Questions about the venue 1

THE closer I am to my target market the better. This means choosing the right venue.

As a theatre critic, I spend a lot of time at the Traverse, watching shows or chatting at the bar. But this isn’t a place where potential readers of The Edinburgh Fringe Survival Guide will hang out in great numbers. Performing on stage in this venue are the kind of established theatre companies which, by and large, won’t need professional advice from a book. In the audience, there will of course be theatre-makers and interested parties, but in the main, it will be people looking to be entertained. If the Scottish Society of Playwrights has its bookshop there, I’d hope it would stock the book, but as a venue, the Traverse doesn’t feel right.

My instinct is the same about other favourite venues such as St George’s West and the New Street Theatre: great if I can have some kind of presence, but not natural places for my readership.

What I need is somewhere that large numbers of actors, directors and comedians at the start of their careers hang out. At this stage,The Edinburgh Fringe Survival Guiderecommends I keep my options open and consider a number of venues. In my mind, there are two front-runners (and I shouldn’t rule out the possibility of doing something at both):

Fringe Central: initially, I was thinking my plans were so similar to the service already provided by the Fringe Office that I would be better doing The Edinburgh Fringe Survival Guide – Live somewhere else. But then Kath Mainland, chief executive of the Fringe Society, gave me this lovely quote to use on the book:

“Every single page of this book is enhanced by Mark Fisher’s lifelong enthusiasm for, and commitment to, the Edinburgh Festival Fringe – the greatest arts festival in the world.”

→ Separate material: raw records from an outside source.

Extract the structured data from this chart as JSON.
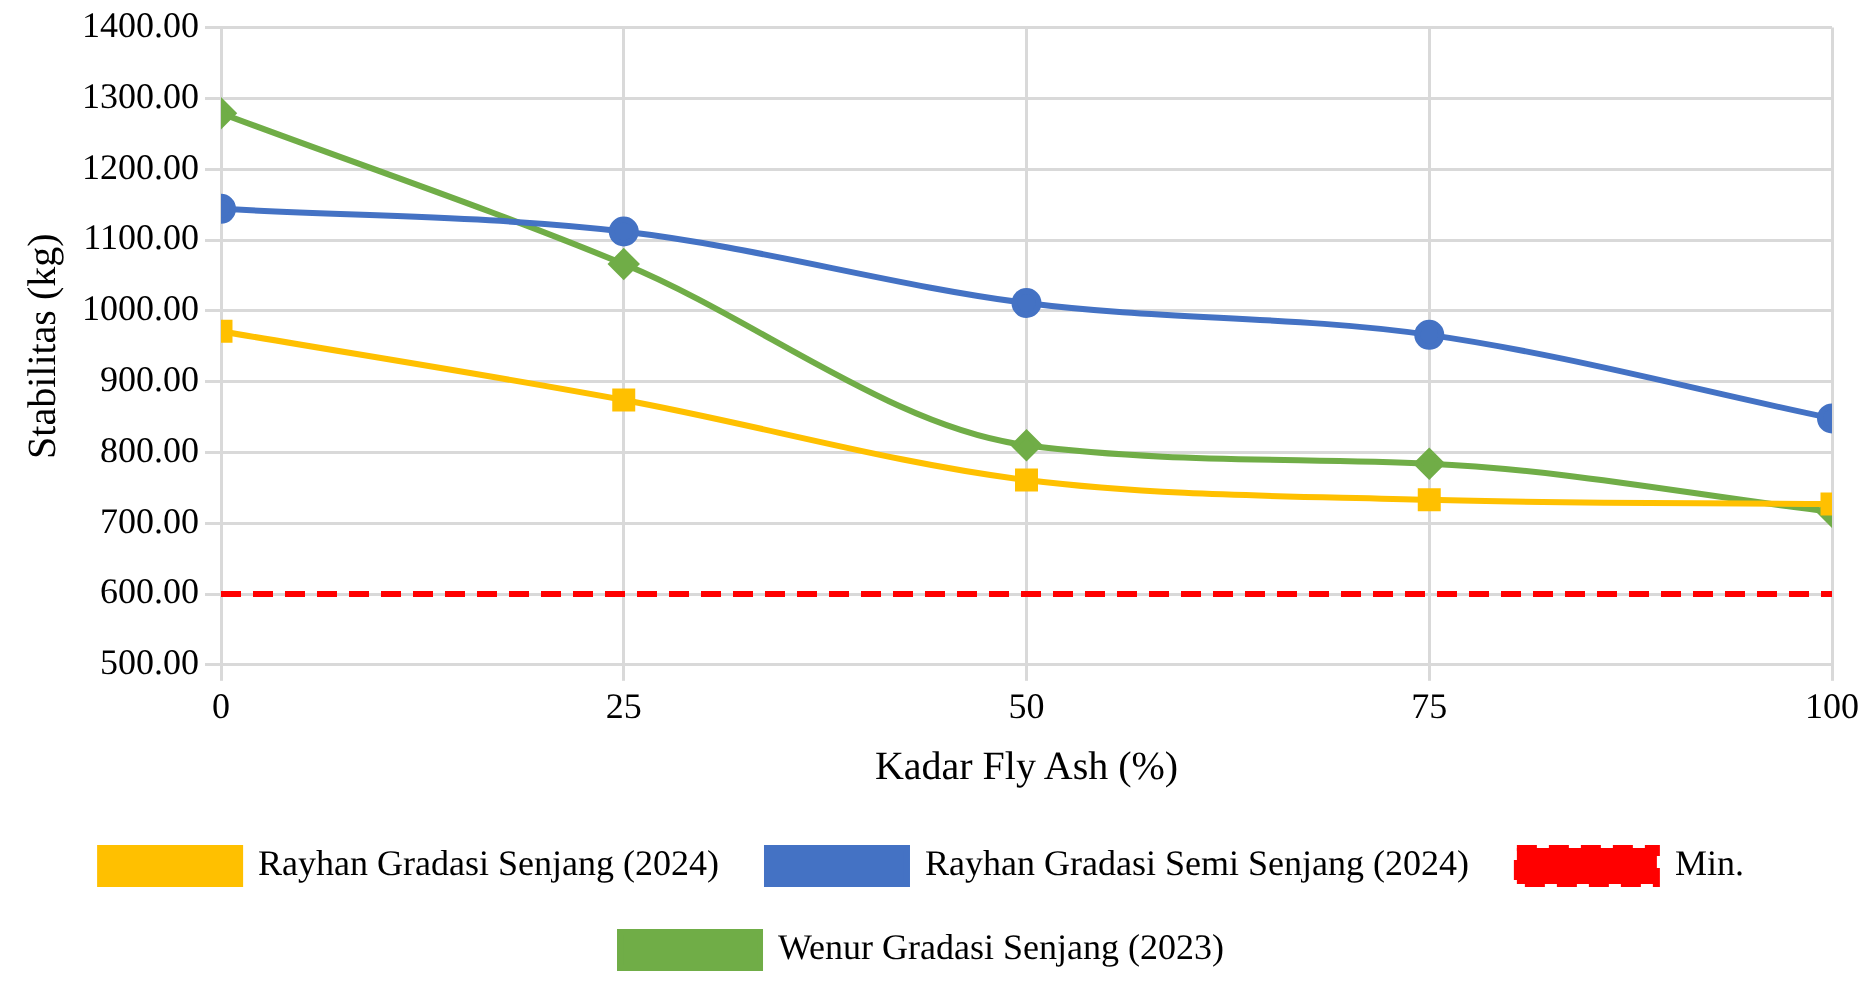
{
  "chart_data": {
    "type": "line",
    "xlabel": "Kadar Fly Ash (%)",
    "ylabel": "Stabilitas (kg)",
    "x": [
      0,
      25,
      50,
      75,
      100
    ],
    "series": [
      {
        "name": "Rayhan Gradasi Senjang (2024)",
        "color": "#ffc000",
        "marker": "square",
        "values": [
          971,
          874,
          761,
          733,
          727
        ]
      },
      {
        "name": "Rayhan Gradasi Semi Senjang (2024)",
        "color": "#4472c4",
        "marker": "circle",
        "values": [
          1144,
          1112,
          1011,
          966,
          848
        ]
      },
      {
        "name": "Min.",
        "color": "#ff0000",
        "marker": "none",
        "line_style": "dashed",
        "values": [
          600,
          600,
          600,
          600,
          600
        ]
      },
      {
        "name": "Wenur Gradasi Senjang (2023)",
        "color": "#70ad47",
        "marker": "diamond",
        "values": [
          1279,
          1066,
          810,
          784,
          716
        ]
      }
    ],
    "xlim": [
      0,
      100
    ],
    "xticks": [
      0,
      25,
      50,
      75,
      100
    ],
    "ylim": [
      500,
      1400
    ],
    "yticks": [
      {
        "value": 500,
        "label": "500.00"
      },
      {
        "value": 600,
        "label": "600.00"
      },
      {
        "value": 700,
        "label": "700.00"
      },
      {
        "value": 800,
        "label": "800.00"
      },
      {
        "value": 900,
        "label": "900.00"
      },
      {
        "value": 1000,
        "label": "1000.00"
      },
      {
        "value": 1100,
        "label": "1100.00"
      },
      {
        "value": 1200,
        "label": "1200.00"
      },
      {
        "value": 1300,
        "label": "1300.00"
      },
      {
        "value": 1400,
        "label": "1400.00"
      }
    ],
    "grid": true,
    "legend": "bottom"
  }
}
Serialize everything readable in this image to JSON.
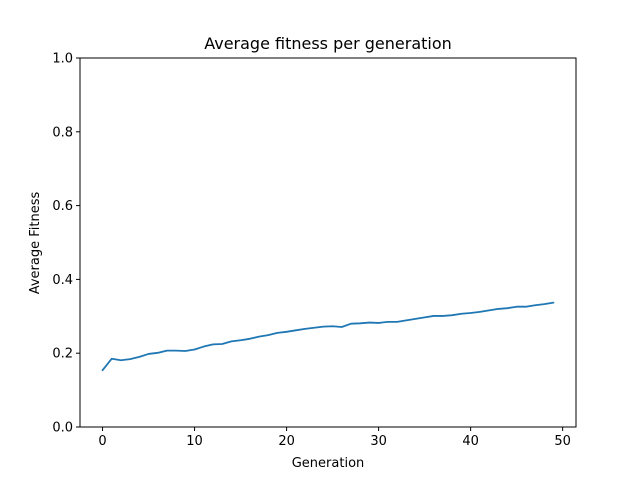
{
  "chart_data": {
    "type": "line",
    "title": "Average fitness per generation",
    "xlabel": "Generation",
    "ylabel": "Average Fitness",
    "xlim": [
      -2.45,
      51.45
    ],
    "ylim": [
      0.0,
      1.0
    ],
    "xticks": [
      0,
      10,
      20,
      30,
      40,
      50
    ],
    "yticks": [
      0.0,
      0.2,
      0.4,
      0.6,
      0.8,
      1.0
    ],
    "grid": false,
    "legend": "none",
    "series": [
      {
        "color": "#1f77b4",
        "x": [
          0,
          1,
          2,
          3,
          4,
          5,
          6,
          7,
          8,
          9,
          10,
          11,
          12,
          13,
          14,
          15,
          16,
          17,
          18,
          19,
          20,
          21,
          22,
          23,
          24,
          25,
          26,
          27,
          28,
          29,
          30,
          31,
          32,
          33,
          34,
          35,
          36,
          37,
          38,
          39,
          40,
          41,
          42,
          43,
          44,
          45,
          46,
          47,
          48,
          49
        ],
        "y": [
          0.154,
          0.185,
          0.181,
          0.184,
          0.19,
          0.198,
          0.201,
          0.207,
          0.207,
          0.206,
          0.21,
          0.218,
          0.224,
          0.225,
          0.232,
          0.235,
          0.239,
          0.245,
          0.249,
          0.255,
          0.258,
          0.262,
          0.266,
          0.269,
          0.272,
          0.273,
          0.271,
          0.28,
          0.281,
          0.283,
          0.282,
          0.285,
          0.285,
          0.289,
          0.293,
          0.297,
          0.301,
          0.301,
          0.303,
          0.307,
          0.309,
          0.312,
          0.316,
          0.32,
          0.322,
          0.326,
          0.326,
          0.33,
          0.333,
          0.337
        ]
      }
    ]
  }
}
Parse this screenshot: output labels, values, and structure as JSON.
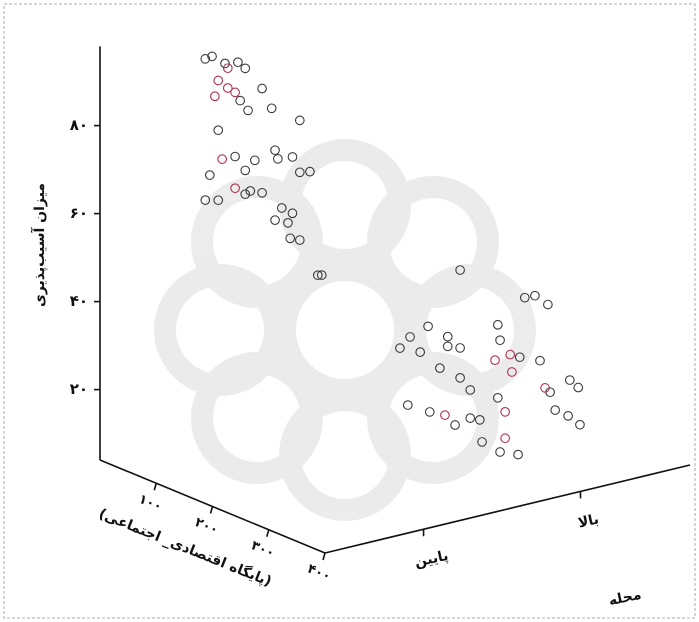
{
  "chart_data": {
    "type": "scatter3d",
    "y_label": "میزان آسیب‌پذیری",
    "x_label": "(پایگاه اقتصادی_ اجتماعی)",
    "z_label": "محله",
    "z_categories": [
      "پایین",
      "بالا"
    ],
    "xlim": [
      0,
      400
    ],
    "xticks": [
      {
        "value": 100,
        "label": "۱۰۰"
      },
      {
        "value": 200,
        "label": "۲۰۰"
      },
      {
        "value": 300,
        "label": "۳۰۰"
      },
      {
        "value": 400,
        "label": "۴۰۰"
      }
    ],
    "ylim": [
      4,
      98
    ],
    "yticks": [
      {
        "value": 20,
        "label": "۲۰"
      },
      {
        "value": 40,
        "label": "۴۰"
      },
      {
        "value": 60,
        "label": "۶۰"
      },
      {
        "value": 80,
        "label": "۸۰"
      }
    ],
    "series": [
      {
        "color": "#3a3a3a",
        "z": 0,
        "x": [
          24,
          47,
          70,
          83,
          12,
          113,
          88,
          130,
          180,
          35,
          65,
          100,
          141,
          167,
          20,
          83,
          136,
          180,
          198,
          113,
          83,
          12,
          35,
          148,
          167,
          136,
          159,
          163,
          180,
          212,
          219,
          74,
          92
        ],
        "values": [
          91.6,
          91.2,
          92.7,
          92,
          90.4,
          89,
          82.7,
          85.4,
          85.3,
          75.4,
          71,
          72,
          74.5,
          76.3,
          64.4,
          68.8,
          76.2,
          73.5,
          74.6,
          65.3,
          63.4,
          58.3,
          59.5,
          63.7,
          63.5,
          60.3,
          60.9,
          57.6,
          58.1,
          51.8,
          52.2,
          84.2,
          64.6
        ]
      },
      {
        "color": "#b03050",
        "z": 0,
        "x": [
          35,
          52,
          65,
          29,
          42,
          65,
          52
        ],
        "values": [
          86.7,
          85.9,
          85.6,
          82.8,
          69.2,
          63.8,
          90.4
        ]
      },
      {
        "color": "#3a3a3a",
        "z": 1,
        "x": [
          186,
          129,
          97,
          164,
          79,
          115,
          164,
          186,
          150,
          186,
          93,
          132,
          204,
          225,
          257,
          253,
          257,
          253,
          292,
          301,
          319,
          342,
          328,
          346,
          381,
          396,
          378,
          399,
          355,
          204,
          177,
          221,
          289
        ],
        "values": [
          43,
          27.2,
          23.1,
          26.7,
          19.6,
          20.6,
          24.5,
          25.3,
          18.8,
          18.5,
          7.4,
          7.9,
          10.3,
          6,
          5.4,
          17.5,
          30.8,
          34.1,
          28.8,
          42.8,
          44.2,
          43.4,
          29.9,
          23.7,
          28.3,
          27.4,
          20,
          19.1,
          20.1,
          16.7,
          7.3,
          10.8,
          6.5
        ]
      },
      {
        "color": "#b03050",
        "z": 1,
        "x": [
          159,
          266,
          266,
          248,
          275,
          337,
          278
        ],
        "values": [
          8.6,
          15,
          9,
          25.8,
          28.5,
          24.2,
          24.7
        ]
      }
    ]
  }
}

and asked if I was thinking about doing the show at Fringe Central. Dear reader, if you are trying to do a show of your own, I know you wouldn’t dream of getting a personal approach from the Fringe’s top dog and I understand this puts me in a position of tremendous privilege, even if our discussions come to nothing. It’s a reminder, however, that the more suited your show is to a particular venue, the more keen that venue will be to have you.

The Pleasance: all the big venues are dedicated to nurturing a new generation of theatre-makers and comedians but, having presented a couple of Pleasance Bytes podcasts in 2011 (did I tell you I got four stars?), it strikes me that director Anthony Alderson and head of creative development Hannah Eidinow are encouraging exactly the same kind of people as I want to reach. I’m already in talks about doing more podcasts and I’ve mentioned the idea of doing a show based onThe Edinburgh Fringe Survival Guide.

At a recent meeting, Hannah suggested I draw up a plan for the show I’d like to do and then we can talk further. The same will apply to Fringe Central, so that needs to be my next task.